Perempuan Punya Peran Penting dalam Akhiri Konflik

Perempuan Punya Peran Penting dalam Akhiri Konflik

Auditorium Bahtiar Effendy, Berita UIN Online Kesetaraan gender merujuk kepada keadaan dimana wanita dan laki-laki memiliki keadaan yang setara untuk memenuhi hak dan kewajiban. Topik ini menjadi isu populer dikalangan masyarakat. Banyak dari masyarakat khususnya kaum perempuan menggaungkan topik ini guna untuk memperjuangkan hak dan kewajiban mereka.

Isu demikian kembali dibahas para akademisi pada seminar internasional Fakultas Ilmu Sosial dan Ilmu Politik (FISIP) UIN Jakarta, Rabu (21/6/2023).

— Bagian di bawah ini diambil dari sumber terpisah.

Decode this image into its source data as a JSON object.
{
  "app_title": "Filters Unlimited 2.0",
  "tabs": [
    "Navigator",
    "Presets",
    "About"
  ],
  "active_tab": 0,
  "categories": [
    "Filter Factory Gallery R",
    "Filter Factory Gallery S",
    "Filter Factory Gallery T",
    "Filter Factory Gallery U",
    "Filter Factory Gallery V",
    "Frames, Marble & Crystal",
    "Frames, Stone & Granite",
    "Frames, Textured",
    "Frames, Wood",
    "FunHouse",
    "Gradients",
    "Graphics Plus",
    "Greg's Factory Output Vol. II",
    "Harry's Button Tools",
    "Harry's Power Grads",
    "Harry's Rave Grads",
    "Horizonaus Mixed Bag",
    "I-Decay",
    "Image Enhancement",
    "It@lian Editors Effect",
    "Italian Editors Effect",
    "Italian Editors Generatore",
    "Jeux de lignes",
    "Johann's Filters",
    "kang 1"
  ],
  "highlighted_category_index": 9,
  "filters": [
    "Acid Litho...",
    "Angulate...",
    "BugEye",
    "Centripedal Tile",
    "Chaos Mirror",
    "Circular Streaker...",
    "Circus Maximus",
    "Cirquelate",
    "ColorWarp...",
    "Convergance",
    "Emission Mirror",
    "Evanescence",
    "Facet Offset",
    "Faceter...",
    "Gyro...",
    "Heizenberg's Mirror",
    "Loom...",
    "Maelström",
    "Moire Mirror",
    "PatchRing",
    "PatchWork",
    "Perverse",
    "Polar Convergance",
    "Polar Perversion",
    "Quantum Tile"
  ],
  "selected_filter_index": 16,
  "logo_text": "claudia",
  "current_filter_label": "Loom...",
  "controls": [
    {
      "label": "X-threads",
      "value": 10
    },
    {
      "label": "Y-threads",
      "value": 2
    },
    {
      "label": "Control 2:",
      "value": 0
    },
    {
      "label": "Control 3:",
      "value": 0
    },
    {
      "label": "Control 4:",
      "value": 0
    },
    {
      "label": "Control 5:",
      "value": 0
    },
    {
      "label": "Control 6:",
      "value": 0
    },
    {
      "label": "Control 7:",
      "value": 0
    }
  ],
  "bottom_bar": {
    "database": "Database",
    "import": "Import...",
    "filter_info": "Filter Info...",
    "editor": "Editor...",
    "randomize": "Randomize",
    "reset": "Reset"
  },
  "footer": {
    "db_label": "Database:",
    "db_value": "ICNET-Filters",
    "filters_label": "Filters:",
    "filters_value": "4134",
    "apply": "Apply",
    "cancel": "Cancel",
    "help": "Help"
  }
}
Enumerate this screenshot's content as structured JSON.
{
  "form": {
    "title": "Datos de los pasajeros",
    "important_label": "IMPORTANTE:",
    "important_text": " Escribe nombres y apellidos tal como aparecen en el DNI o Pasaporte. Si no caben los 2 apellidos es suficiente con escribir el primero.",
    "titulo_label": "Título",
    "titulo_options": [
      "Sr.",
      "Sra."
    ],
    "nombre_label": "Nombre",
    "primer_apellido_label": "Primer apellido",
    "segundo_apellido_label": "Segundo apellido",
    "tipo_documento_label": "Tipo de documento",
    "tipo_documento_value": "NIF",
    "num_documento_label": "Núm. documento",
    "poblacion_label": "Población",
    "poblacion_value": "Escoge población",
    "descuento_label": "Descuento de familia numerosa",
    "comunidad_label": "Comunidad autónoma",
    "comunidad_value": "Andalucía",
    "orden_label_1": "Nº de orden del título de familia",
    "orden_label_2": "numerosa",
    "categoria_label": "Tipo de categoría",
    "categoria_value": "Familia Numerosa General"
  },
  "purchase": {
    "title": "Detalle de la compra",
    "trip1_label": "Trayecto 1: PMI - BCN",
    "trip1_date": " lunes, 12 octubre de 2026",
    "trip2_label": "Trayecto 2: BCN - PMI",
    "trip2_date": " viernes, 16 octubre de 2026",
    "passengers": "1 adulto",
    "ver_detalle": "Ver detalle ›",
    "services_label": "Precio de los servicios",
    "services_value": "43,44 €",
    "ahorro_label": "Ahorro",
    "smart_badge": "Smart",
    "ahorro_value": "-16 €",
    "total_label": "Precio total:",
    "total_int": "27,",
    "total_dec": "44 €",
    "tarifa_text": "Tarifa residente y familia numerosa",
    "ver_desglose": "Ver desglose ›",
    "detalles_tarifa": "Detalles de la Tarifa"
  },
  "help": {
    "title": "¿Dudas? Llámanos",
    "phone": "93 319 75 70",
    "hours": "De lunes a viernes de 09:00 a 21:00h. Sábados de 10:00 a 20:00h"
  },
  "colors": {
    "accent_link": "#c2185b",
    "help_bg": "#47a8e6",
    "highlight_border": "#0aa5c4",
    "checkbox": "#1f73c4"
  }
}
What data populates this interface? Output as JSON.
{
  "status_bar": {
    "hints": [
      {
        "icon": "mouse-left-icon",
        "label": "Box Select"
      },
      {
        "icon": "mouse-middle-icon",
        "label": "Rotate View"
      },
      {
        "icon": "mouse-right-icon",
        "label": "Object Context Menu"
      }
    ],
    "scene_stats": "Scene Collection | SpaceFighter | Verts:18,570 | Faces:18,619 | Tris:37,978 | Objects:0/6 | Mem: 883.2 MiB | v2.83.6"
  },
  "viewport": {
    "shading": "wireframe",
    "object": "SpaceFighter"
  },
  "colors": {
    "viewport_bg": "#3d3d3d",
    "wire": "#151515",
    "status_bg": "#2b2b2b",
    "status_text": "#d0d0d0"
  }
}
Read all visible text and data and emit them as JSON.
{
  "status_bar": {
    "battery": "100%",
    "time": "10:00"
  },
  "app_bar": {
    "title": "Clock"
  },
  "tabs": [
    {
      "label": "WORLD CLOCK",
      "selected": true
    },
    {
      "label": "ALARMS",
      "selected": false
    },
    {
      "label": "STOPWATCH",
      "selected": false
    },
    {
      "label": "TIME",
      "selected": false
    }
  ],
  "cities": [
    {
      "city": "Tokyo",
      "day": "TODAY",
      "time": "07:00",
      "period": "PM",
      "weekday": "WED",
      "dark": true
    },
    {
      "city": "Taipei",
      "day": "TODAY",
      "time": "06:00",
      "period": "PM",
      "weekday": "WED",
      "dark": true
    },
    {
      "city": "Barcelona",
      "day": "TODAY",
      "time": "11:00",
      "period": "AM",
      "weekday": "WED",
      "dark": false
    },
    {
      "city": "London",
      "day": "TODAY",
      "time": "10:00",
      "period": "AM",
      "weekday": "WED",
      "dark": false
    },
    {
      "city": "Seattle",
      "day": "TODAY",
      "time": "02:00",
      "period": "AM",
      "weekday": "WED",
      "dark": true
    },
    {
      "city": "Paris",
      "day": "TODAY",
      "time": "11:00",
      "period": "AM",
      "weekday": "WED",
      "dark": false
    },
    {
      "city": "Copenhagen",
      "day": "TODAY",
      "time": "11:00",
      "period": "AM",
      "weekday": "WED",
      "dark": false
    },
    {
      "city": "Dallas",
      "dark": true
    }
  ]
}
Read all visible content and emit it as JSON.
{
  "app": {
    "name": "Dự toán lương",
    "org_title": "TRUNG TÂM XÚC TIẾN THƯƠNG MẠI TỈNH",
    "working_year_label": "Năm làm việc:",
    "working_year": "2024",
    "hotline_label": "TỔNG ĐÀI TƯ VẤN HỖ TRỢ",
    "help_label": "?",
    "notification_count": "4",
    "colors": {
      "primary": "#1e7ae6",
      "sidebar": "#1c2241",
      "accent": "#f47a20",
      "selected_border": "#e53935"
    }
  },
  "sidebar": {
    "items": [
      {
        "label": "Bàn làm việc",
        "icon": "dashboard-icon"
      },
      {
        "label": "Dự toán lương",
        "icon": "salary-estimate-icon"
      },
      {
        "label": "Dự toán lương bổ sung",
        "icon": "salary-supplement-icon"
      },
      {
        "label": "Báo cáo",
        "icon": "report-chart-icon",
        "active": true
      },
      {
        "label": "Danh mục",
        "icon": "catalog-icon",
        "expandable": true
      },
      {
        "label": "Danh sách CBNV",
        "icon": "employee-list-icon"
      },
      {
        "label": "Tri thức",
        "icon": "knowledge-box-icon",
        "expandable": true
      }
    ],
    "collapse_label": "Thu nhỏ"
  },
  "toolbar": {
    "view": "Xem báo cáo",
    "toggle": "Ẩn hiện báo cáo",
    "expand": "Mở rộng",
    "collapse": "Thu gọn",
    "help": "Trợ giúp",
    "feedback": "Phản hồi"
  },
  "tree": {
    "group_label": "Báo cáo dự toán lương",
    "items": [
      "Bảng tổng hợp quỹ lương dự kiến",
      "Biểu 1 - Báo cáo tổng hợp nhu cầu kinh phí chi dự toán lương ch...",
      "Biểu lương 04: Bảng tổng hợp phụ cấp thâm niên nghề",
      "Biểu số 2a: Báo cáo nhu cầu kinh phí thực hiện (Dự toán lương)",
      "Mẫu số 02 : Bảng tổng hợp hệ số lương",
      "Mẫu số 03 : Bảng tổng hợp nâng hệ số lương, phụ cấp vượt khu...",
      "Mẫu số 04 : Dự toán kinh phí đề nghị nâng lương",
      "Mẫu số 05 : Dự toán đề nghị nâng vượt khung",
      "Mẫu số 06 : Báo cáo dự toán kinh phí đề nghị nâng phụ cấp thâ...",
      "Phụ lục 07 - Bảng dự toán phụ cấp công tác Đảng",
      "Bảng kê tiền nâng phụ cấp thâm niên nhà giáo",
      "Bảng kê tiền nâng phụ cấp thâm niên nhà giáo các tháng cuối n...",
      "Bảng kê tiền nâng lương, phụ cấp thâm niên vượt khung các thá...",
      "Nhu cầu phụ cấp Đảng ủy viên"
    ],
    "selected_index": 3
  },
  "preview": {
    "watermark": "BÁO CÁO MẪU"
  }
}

Seminar berjudul Conflict and Peacebuilding Local and Global Context ini dilaksanakan dengan menghadirkan sejumlah narasumber seperti Prof. Abu Bakarr Bah (Northern Illinois University, USA), Dr. Moammad Hasan Ansori ( Dosen FISIP UIN Jakarta), dan Dr. Ella. S, Prihatini (Universitas Islam Internasional Indonesia UIII).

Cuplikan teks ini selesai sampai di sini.